Frédéric Regamey

Paris, 1849 – Paris, 1925

 

L'Atelier de Carolus-Duran, 1887

Pastel

316 x 245 mm

Signé et daté en bas à droite : Frédéric Regamey / 1887

 

Né à Paris mais d’origine suisse, Frédéric Regamey est issu d’une famille d’artistes : son père, Louis-Pierre Guillaume, est chromolithographe ; son frère aîné, Guillaume, peintre militaire tandis que le cadet, Félix a longtemps séjourné au Japon qu’il a longuement peint. Après une formation auprès d’Horace Lecoq de Boisbaudran, Frédéric commence sa carrière comme illustrateur après la guerre de 1870. Grand sportif, escrimeur de talent, bicycliste enragé, Regamey va se spécialiser dans les scènes sportives : en 1898, il illustre ainsi Velocipédie et automobilisme. Il va surtout illustrer des scènes contemporaines, aussi bien en dessin qu’en peinture : Les funérailles de Gambetta, 1892 (Paris, musée d’Orsay), Les Délégués des Colonies et Monsieur Jules Ferry, 1892 (Paris, musée du quai Branly).
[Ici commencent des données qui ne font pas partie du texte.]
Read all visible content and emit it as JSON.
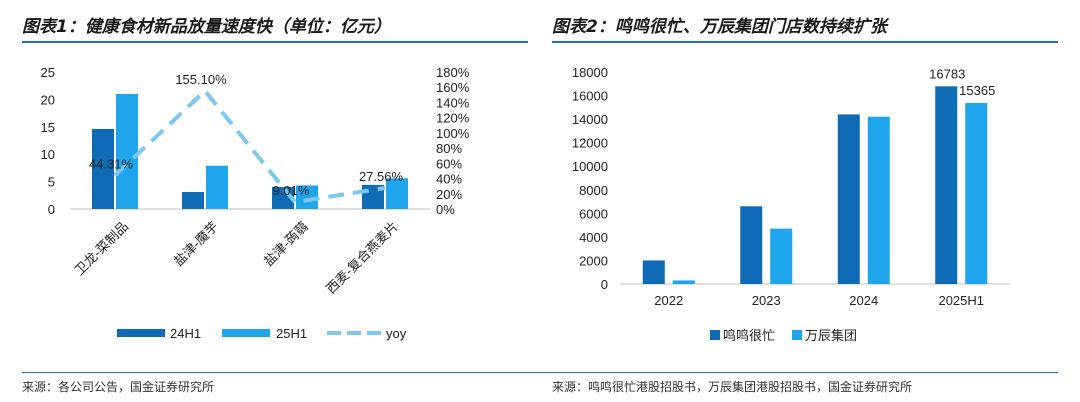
{
  "colors": {
    "dark": "#0f6bb5",
    "light": "#1ea5ec",
    "line": "#7cc8f2",
    "rule": "#1f6fb2"
  },
  "left": {
    "title": "图表1：健康食材新品放量速度快（单位：亿元）",
    "source": "来源：各公司公告，国金证券研究所"
  },
  "right": {
    "title": "图表2：鸣鸣很忙、万辰集团门店数持续扩张",
    "source": "来源：鸣鸣很忙港股招股书，万辰集团港股招股书，国金证券研究所"
  },
  "chart_data": [
    {
      "type": "bar",
      "categories": [
        "卫龙-菜制品",
        "盐津-魔芋",
        "盐津-蒟蒻",
        "西麦-复合燕麦片"
      ],
      "series": [
        {
          "name": "24H1",
          "values": [
            14.6,
            3.1,
            4.0,
            4.4
          ]
        },
        {
          "name": "25H1",
          "values": [
            21.0,
            7.9,
            4.3,
            5.6
          ]
        }
      ],
      "line_series": {
        "name": "yoy",
        "values": [
          44.31,
          155.1,
          9.01,
          27.56
        ],
        "labels": [
          "44.31%",
          "155.10%",
          "9.01%",
          "27.56%"
        ]
      },
      "ylim": [
        0,
        25
      ],
      "yticks": [
        "0",
        "5",
        "10",
        "15",
        "20",
        "25"
      ],
      "y2lim": [
        0,
        180
      ],
      "y2ticks": [
        "0%",
        "20%",
        "40%",
        "60%",
        "80%",
        "100%",
        "120%",
        "140%",
        "160%",
        "180%"
      ],
      "legend": [
        "24H1",
        "25H1",
        "yoy"
      ]
    },
    {
      "type": "bar",
      "categories": [
        "2022",
        "2023",
        "2024",
        "2025H1"
      ],
      "series": [
        {
          "name": "鸣鸣很忙",
          "values": [
            2000,
            6600,
            14400,
            16783
          ]
        },
        {
          "name": "万辰集团",
          "values": [
            300,
            4700,
            14200,
            15365
          ]
        }
      ],
      "data_labels": [
        "16783",
        "15365"
      ],
      "ylim": [
        0,
        18000
      ],
      "yticks": [
        "0",
        "2000",
        "4000",
        "6000",
        "8000",
        "10000",
        "12000",
        "14000",
        "16000",
        "18000"
      ],
      "legend": [
        "鸣鸣很忙",
        "万辰集团"
      ]
    }
  ]
}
Il réalise également de nombreuses vues d’intérieur dont une série de dessins intitulée Le Monde d’il y a vingt ans, publiés dans le Figaro illustré, montrant les salons et les fêtes qui rythmaient la vie parisienne dans les années 1880. Avec son épouse Jeanne, Regamey séjourne régulièrement, à partir de 1898, à Beblenheim en Alsace où il trouve l’inspiration pour de nombreuses illustrations d’ouvrages à caractère régional comme les Récits d’un vieil alsacien (1905), Au pays d’Alsace, contes et récits nationaux (1906) ou Les Histoires de la mère Grétel publié en 1918. Avec sa série des Ateliers, Regamey entame en 1888 la publication de vues des ateliers des principaux artistes contemporains : Cabanel, Henner, Bonnat, Chaplin, etc. La même année, il illustre Les Peintres de la femme, un texte de Claude Vento (pseudonyme d’Alice de Laincel). Notre pastel est un des dessins préparatoires pour cette dernière publication. Transformé par l’ajout de plusieurs femmes, notre dessin sera reproduit dans le chapitre consacré à Carolus-Duran (pages 294-299).
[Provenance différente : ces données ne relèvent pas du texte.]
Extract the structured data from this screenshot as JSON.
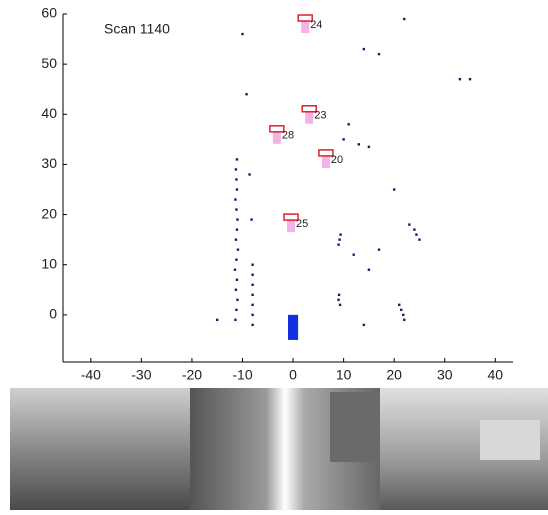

Charles-Emile Auguste Durand, dit Carolus-Duran (Lille, 1837-Paris, 1917), remporte un énorme succès avec La Dame au gant en 1868 (Paris, musée d’Orsay). A la suite de cette réussite, il se consacre essentiellement au portrait mondain tout en poursuivant une carrière de peintre d’histoire. L’atelier de Carolus-Duran était situé passage Stanislas, près de la rue Notre-Dame-des-Champs, au premier étage d’un hôtel particulier. Claude Vento décrit ainsi la pièce représentée par Regamey : « Eclairé par le haut, en dôme, c’est une vaste pièce dont les murs, tendus de grenat, disparaissent sous les tableaux, qui se détachent en note plus intense sur les vieilles tapisseries, accrochées un peu partout. […] En face [du cabinet de travail] est l’orgue sur lequel, lorsque sa fantaisie l’y conduit, [Carolus-Duran] se met à jouer tout à coup, interrompant subitement travail ou causerie ; au fond, de resplendissantes idoles japonaises en bois doré, et au dessus l’admirable Vision que j’ai décrite »[1]. Il s’agit d’une toile aujourd’hui perdue, La Vision de l’ermite ou Tentation de saint Jérôme, exécutée en 1883.

 


[1] C. Vento, Les Peintres de la femme, Paris, 1887, p. 295.